In a word: yes. Under the Equal Credit Opportunity Act (ECOA), anyone regularly involved in reviewing consumer credit or credit-related information for the purpose of deciding whether to approve an application must provide a certain type of notice anytime an adverse action is taken—i.e., when an application is denied or when one is approved with different terms than those for which the applicant applied. This rule applies to landlords of both business and residential rentals when an applicant is denied tenancy or when an application is approved with conditions, such as an additional deposit, or additional lease terms due to a finding that the applicant is “higher risk” than normal.
A tenancy application denial or modified approval is typical based on either a specific reason, such as the applicant’s lack of regular or sufficient employment, or on the general results from a consumer reporting agency, which may be a creditor reporting agency—e.g., TransUnion, Experian, or Equifax—or another type of consumer reporting agency.
When the denial or term modification is based on a specific reason, the specific reason must be disclosed to the applicant in an adverse action notice. A notice of this type should include: the landlord’s name and contact information, the applicant’s name and contact information, a statement of denial or conditional approval, and the specific reason for the adverse action. The notice must also include the source of any report or other information that informed the landlord’s decision along with the timeframe in which the applicant may request a copy of that information.
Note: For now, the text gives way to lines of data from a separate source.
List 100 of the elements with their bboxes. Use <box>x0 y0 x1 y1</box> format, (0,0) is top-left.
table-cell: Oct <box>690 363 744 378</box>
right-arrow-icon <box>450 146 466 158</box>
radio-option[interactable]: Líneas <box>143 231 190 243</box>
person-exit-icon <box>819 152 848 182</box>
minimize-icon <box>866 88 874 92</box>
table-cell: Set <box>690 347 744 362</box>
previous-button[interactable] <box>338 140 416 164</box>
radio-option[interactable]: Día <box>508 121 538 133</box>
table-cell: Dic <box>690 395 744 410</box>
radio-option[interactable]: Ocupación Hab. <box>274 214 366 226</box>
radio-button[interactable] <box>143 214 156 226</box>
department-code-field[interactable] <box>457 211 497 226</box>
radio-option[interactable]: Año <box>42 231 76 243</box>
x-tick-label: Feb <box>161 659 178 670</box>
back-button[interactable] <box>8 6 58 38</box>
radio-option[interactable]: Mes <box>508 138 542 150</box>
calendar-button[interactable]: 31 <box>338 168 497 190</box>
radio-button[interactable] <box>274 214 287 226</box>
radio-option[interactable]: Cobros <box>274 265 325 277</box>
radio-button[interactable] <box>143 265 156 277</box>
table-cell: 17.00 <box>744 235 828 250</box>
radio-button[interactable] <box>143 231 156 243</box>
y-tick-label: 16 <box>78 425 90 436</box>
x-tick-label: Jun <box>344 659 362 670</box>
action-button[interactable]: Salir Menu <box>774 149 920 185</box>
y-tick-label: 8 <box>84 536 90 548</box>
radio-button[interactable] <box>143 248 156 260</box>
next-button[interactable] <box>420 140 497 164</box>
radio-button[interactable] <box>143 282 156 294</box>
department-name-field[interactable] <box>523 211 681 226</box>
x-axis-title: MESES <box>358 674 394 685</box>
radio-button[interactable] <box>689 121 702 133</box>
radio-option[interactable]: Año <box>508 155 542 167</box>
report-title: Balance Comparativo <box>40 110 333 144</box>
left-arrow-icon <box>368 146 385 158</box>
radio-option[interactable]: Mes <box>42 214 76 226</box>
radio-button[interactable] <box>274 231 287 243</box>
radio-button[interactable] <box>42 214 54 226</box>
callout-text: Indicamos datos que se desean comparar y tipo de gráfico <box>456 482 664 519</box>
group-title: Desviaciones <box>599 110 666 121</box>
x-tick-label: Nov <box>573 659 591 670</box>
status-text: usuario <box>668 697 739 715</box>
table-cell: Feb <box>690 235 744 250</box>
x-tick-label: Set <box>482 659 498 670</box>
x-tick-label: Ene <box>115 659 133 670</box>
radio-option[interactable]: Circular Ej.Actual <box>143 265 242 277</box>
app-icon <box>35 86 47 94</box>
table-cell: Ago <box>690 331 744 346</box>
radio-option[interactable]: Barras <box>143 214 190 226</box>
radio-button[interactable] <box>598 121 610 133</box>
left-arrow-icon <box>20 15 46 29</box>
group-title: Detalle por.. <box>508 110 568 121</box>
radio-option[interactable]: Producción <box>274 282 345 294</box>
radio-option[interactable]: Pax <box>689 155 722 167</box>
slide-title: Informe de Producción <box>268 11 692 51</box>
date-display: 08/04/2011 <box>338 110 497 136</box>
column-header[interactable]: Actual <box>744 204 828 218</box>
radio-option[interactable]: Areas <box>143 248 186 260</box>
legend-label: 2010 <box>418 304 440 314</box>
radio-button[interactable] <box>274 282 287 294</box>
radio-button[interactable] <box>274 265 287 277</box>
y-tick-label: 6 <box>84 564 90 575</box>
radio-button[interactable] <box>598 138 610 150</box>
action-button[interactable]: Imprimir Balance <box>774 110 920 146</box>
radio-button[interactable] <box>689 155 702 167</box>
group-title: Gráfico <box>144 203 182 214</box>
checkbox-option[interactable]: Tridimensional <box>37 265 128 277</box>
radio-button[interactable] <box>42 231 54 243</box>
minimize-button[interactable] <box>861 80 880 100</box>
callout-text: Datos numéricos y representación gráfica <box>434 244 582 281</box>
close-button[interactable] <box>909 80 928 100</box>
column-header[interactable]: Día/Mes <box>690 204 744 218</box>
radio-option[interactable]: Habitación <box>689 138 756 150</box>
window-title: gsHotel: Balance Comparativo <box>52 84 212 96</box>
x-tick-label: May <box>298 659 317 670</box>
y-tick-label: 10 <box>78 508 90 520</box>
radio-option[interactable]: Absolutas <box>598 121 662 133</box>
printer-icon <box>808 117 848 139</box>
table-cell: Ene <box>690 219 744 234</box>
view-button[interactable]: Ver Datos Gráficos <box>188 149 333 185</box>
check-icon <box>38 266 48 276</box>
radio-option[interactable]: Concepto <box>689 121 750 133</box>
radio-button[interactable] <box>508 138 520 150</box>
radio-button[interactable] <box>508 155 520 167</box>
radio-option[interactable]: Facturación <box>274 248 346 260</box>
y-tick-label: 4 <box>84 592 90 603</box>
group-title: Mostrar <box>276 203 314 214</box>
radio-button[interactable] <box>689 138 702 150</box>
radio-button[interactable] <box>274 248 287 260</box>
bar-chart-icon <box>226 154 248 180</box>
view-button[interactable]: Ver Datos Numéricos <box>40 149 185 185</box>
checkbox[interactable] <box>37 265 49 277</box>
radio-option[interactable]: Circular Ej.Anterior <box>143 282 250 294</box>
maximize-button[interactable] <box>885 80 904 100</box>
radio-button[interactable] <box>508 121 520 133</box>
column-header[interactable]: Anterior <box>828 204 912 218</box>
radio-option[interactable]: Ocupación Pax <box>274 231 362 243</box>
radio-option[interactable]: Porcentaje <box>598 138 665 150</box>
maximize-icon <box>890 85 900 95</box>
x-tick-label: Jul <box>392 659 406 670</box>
The reason provided must be specific enough to inform the applicant of the nature of the landlord’s concern. Specific reasons for adverse actions on rental applications commonly include: temporary or irregular employment, unable to verify employment or income, length of residence, no credit file, delinquent past or present credit or rental obligations, bankruptcy, criminal record, eviction filing or judgment, garnish, foreclose, or other related judgment.
When a tenancy application denial or conditional approval is based on a consumer report, certain information about the reporting agency and each report must be disclosed to the applicant in an adverse action notice. A notice of this type should include: the landlord’s name and contact information, the applicant’s name and contact information, a statement of denial or conditional approval, and the fact that the application is being denied or conditionally approved based on the information gathered from a consumer reporting agency.
While the notice need not include specific reason(s) for the adverse action, it must communicate to the applicant enough information as to enable the applicant to understand the type of information reported about them and where it came from so the applicant can follow up on any confusing or potentially erroneous reports on their own. The notice should at least include the name of any reporting agency that provided a report, the reporting agency’s address and contact information, and the release of liability from the reporting agency in regards to the landlord’s decision. The notice should also make clear that the applicant has 60 days to request a copy of the report from the reporting agency.
Some landlords use applicant screening agencies rather than running credit checks and screening applications themselves. When a screening agency in involved, a landlord is not required to give an applicant a copy of the tenancy background check, but they must let the applicant know from which screening agency the background check can be obtained, as well as the fact that the copy must be requested within 60 days. Since the landlord does not run the consumer reports itself, it doesn’t need to name the reporting bureau(s). Rather, the consumer must obtain that information from the screening agency.